I am also begging you to cast aside whatever colonialist systems have told you about us. We are alive. People with a past, not people of the past, which was wonderfully said here by Frank Waln.
Topics to Avoid if You Aren't Indigenous
Child Separation. Just don't. We deserve to remain with our families and our communities. Let us stay together and be happy that way.
Assimilation schools. Do not bring up a tool for cultural genocide that has left lasting trauma in our communities.
W/ndigos. I don't care that they're in Fallout 76. They shouldn't be. Besides, you never get them right anyway.
Sk/nwalkers. Absolutely do not. Diné stories are not your playthings either.

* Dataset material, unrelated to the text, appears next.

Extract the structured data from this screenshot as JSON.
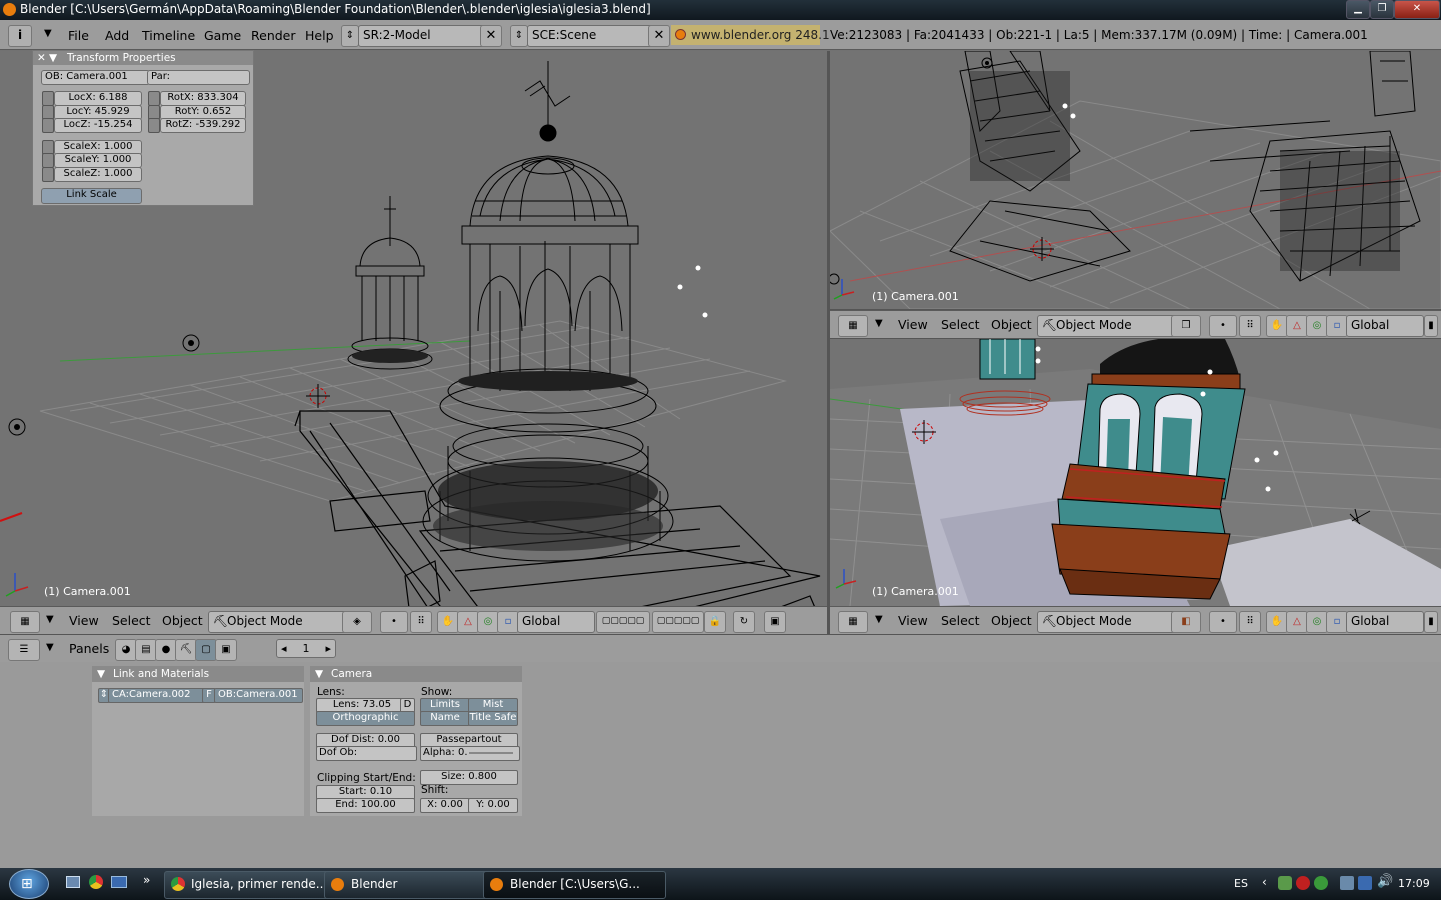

I've already talked about drugs and alcohol. Do your research with compassion and empathy in mind. Indigenous people have a lot of pain and generational trauma. You will need to be extremely careful having your Indigenous characters use drugs and alcohol. If your character can be reduced to their (possible) substance abuse issues, you need to step back and rework it. As mentioned in Jessica Elm's research, remember that it isn't inherent to us.
For our final note: remember that we're complex, autonomous human beings. Don't use our deaths to further the stories of your white characters. Don't reduce us to some childlike thing that needs to be raised and civilized by white characters. We interact with society a little differently than you do, but we interact nonetheless.
Meegwetch (thank you) for reading! Remember to do your research and portray us well, but also back off when you are told by an Indigenous person.
This may be updated in the future, it depends on what information I come across or, if other Indigenous people are so inclined, what is added to this post.